Trente-deux personnes ont été tuées jeudi par deux kamikazes du groupe Etat islamique (EI) qui se sont fait exploser sur un marché du centre de Bagdad, l’attaque la plus meurtrière depuis plus de trois ans dans la capitale irakienne.
Un premier homme a déclenché sa ceinture explosive au beau milieu de vendeurs et de badauds sur le marché de vêtements d’occasion de la place Tayaran, a expliqué le ministère de l’Intérieur. Alors qu’un attroupement se formait pour tenter de venir en aide aux victimes, un second kamikaze a fait détoner ses explosifs, a-t-il ajouté. L’attaque a été revendiquée dans la nuit de jeudi à vendredi par l’EI. Outre les 32 morts, le ministre de la Santé, Hassan al-Tamimi, a fait état de 110 blessés dans la métropole de dix millions d’habitants où l’ensemble du personnel médical a été placé en état d’alerte maximale.
Législatives
Sur la place, carrefour très passant de Bagdad, des flaques de sang étaient visibles, de même que des lambeaux de vêtements déchiquetés par les explosions, a constaté un photographe de l’AFP. Soldats et ambulanciers étaient déployés en masse sur la place, les premiers bloquant les accès et les seconds s’activant à déplacer des corps ou à aider des blessés, dans un ballet d’ambulances aux sirènes hurlantes. Un attentat avec exactement le même mode opératoire avait déjà endeuillé cette même place, faisant 31 morts, il y a trois ans quasiment jour pour jour. Comme en 2018, cette attaque intervient alors que les autorités discutent de l’organisation d’un scrutin législatif, une échéance régulièrement accompagnée de violences en Irak. Le gouvernement avait promis l’élection anticipée d’un nouveau Parlement pour juin. Mais les autorités proposent maintenant de la reporter à octobre, afin de donner plus de temps à la Commission électorale pour organiser ce scrutin. De nombreux politiciens disent toutefois douter de la tenue d’une élection anticipée — en juin comme en octobre — car la condition sine qua non est une dissolution du Parlement. Or, seuls les députés peuvent voter leur propre dissolution et aucun n’a donné d’assurance en ce sens. Le président Barham Saleh a dénoncé sur Twitter des «tentatives malignes de faire trembler la stabilité du pays», tandis que le Premier ministre Moustafa al-Kazimi a annoncé avoir remplacé des hauts-gradés après l’attentat. «Un acte aussi ignoble n’affaiblira pas la marche de l’Irak vers la stabilité et la prospérité», a réagi la mission de l’ONU en Irak. Le pape François, qui doit se rendre en Irak du 5 au 8 mars, s’est dit «profondément attristé» par cet «acte de brutalité insensé». Les Etats-Unis, la France, l’Union européenne et l’Otan ont condamné fermement ces attaques et apporté leur soutien à l’Irak, tandis que l’Iran a estimé que ces attentats avaient pour but de «perturber la paix et la stabilité» en Irak.
Cellules dormantes de l’EI
Dans la nuit de jeudi à vendredi, le groupe Etat islamique a revendiqué l’attaque, menée selon un mode opératoire déjà utilisé par le passé par le groupe jihadiste qui a occupé près du tiers de l’Irak en 2014 avant que Bagdad ne déclare avoir gagné sa guerre contre les jihadistes fin 2017. Depuis, des cellules jihadistes se terrent dans les nombreuses zones montagneuses et désertiques du pays.
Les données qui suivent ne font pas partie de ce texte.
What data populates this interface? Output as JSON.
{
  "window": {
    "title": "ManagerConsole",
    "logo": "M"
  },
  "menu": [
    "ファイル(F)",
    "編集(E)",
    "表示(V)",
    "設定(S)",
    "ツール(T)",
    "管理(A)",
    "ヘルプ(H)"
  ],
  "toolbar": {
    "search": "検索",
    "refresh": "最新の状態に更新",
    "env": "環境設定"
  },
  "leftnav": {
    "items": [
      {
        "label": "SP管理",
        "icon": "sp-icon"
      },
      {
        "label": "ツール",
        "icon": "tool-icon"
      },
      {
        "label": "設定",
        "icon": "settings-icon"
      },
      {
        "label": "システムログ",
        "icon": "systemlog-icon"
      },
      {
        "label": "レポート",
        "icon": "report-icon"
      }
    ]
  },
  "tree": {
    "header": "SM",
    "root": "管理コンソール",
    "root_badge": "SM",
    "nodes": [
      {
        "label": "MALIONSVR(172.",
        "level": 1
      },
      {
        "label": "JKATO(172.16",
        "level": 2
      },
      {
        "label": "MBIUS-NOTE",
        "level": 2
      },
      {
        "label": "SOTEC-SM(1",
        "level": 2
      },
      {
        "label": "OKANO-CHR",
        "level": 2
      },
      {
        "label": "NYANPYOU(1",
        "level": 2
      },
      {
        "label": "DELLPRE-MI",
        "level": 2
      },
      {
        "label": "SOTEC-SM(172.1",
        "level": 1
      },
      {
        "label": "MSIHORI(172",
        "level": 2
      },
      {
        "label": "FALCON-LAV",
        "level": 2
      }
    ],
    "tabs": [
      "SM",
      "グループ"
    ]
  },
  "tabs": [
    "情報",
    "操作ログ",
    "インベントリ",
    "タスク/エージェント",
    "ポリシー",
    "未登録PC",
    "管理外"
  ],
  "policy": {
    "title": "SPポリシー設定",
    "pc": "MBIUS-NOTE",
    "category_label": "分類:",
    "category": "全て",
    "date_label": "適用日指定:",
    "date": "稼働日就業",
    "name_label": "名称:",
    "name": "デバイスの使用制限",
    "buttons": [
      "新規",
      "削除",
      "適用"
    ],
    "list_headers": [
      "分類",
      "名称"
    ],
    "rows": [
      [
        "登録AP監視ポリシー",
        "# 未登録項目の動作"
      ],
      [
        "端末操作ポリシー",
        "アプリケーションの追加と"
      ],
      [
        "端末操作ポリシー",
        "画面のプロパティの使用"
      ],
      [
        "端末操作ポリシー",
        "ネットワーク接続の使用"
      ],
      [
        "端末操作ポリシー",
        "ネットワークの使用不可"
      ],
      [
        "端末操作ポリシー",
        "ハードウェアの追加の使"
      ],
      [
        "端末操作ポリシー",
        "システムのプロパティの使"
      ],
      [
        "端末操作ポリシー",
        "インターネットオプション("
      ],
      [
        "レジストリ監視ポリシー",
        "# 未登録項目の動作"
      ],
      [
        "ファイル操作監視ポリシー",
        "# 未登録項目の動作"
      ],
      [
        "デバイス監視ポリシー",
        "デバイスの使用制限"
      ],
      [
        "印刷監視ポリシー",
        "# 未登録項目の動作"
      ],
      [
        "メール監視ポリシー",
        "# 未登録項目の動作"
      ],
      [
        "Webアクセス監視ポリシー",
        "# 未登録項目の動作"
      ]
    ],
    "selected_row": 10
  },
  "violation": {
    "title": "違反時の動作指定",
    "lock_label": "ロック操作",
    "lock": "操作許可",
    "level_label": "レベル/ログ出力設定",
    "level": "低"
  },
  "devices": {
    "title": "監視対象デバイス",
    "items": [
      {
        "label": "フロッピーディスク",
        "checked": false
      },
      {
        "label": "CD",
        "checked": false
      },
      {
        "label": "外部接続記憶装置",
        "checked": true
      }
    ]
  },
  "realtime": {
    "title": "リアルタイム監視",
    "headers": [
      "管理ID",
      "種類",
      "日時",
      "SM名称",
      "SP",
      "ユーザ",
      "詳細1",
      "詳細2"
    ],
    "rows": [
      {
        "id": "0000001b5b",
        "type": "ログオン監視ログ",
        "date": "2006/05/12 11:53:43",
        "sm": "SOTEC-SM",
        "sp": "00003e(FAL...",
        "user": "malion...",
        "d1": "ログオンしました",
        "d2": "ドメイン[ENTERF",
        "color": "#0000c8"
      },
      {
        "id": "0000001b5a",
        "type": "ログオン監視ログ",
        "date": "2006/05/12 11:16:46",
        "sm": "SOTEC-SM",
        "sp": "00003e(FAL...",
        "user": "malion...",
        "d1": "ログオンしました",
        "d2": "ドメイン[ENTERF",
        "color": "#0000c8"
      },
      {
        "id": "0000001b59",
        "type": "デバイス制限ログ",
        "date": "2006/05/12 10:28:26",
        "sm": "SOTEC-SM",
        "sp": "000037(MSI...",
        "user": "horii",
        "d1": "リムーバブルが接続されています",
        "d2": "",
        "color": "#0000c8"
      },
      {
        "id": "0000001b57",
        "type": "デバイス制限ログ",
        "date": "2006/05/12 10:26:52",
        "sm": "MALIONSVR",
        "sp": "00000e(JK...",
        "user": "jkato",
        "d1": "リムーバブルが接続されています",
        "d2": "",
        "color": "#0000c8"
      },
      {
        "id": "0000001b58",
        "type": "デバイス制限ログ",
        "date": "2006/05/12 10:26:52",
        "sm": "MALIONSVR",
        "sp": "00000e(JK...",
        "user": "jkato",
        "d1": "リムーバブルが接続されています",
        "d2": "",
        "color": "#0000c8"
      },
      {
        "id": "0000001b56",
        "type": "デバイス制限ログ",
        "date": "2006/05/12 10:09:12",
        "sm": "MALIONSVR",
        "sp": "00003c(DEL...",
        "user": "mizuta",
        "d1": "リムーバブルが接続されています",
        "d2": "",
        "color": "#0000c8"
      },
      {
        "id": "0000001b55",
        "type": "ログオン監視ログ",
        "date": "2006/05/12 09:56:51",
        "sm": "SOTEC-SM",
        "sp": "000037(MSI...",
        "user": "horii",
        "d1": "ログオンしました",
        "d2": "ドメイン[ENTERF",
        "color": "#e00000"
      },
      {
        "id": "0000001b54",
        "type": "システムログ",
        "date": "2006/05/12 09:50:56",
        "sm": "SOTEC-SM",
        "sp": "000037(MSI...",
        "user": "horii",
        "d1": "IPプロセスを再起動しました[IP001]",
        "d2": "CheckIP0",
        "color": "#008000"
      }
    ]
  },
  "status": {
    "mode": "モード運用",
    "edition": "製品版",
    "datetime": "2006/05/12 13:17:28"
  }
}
Depuis la «libération» toutefois, l’EI n’a revendiqué que des attaques de faible envergure, menées généralement de nuit contre des positions militaires dans des zones isolées, loin des villes. Les derniers attentats ayant fait plusieurs morts à Bagdad remontent à juin 2019.
Cette attaque intervient alors que les Etats-Unis ont réduit le nombre de leurs soldats en Irak à 2.500 hommes, une baisse qui «reflète la hausse des capacités de l’armée irakienne», selon les mots du chef du Pentagone, Christopher Miller. Cette réduction «ne signifie pas un changement dans la politique des Etats-Unis», a-t-il souligné. «Les Etats-Unis et les forces de la coalition restent en Irak pour assurer une défaite durable» de l’EI. Les Etats-Unis sont à la tête d’une coalition internationale déployée en Irak depuis 2014 pour lutter contre l’EI. Ses commandants assurent toutefois aujourd’hui que l’EI représente une menace moindre que celle des groupes armés pro-Iran qui s’en prennent régulièrement aux intérêts américains. La quasi-totalité des troupes des autres Etats membres de la coalition ont quitté le pays en 2020 au début de la pandémie de nouveau coronavirus.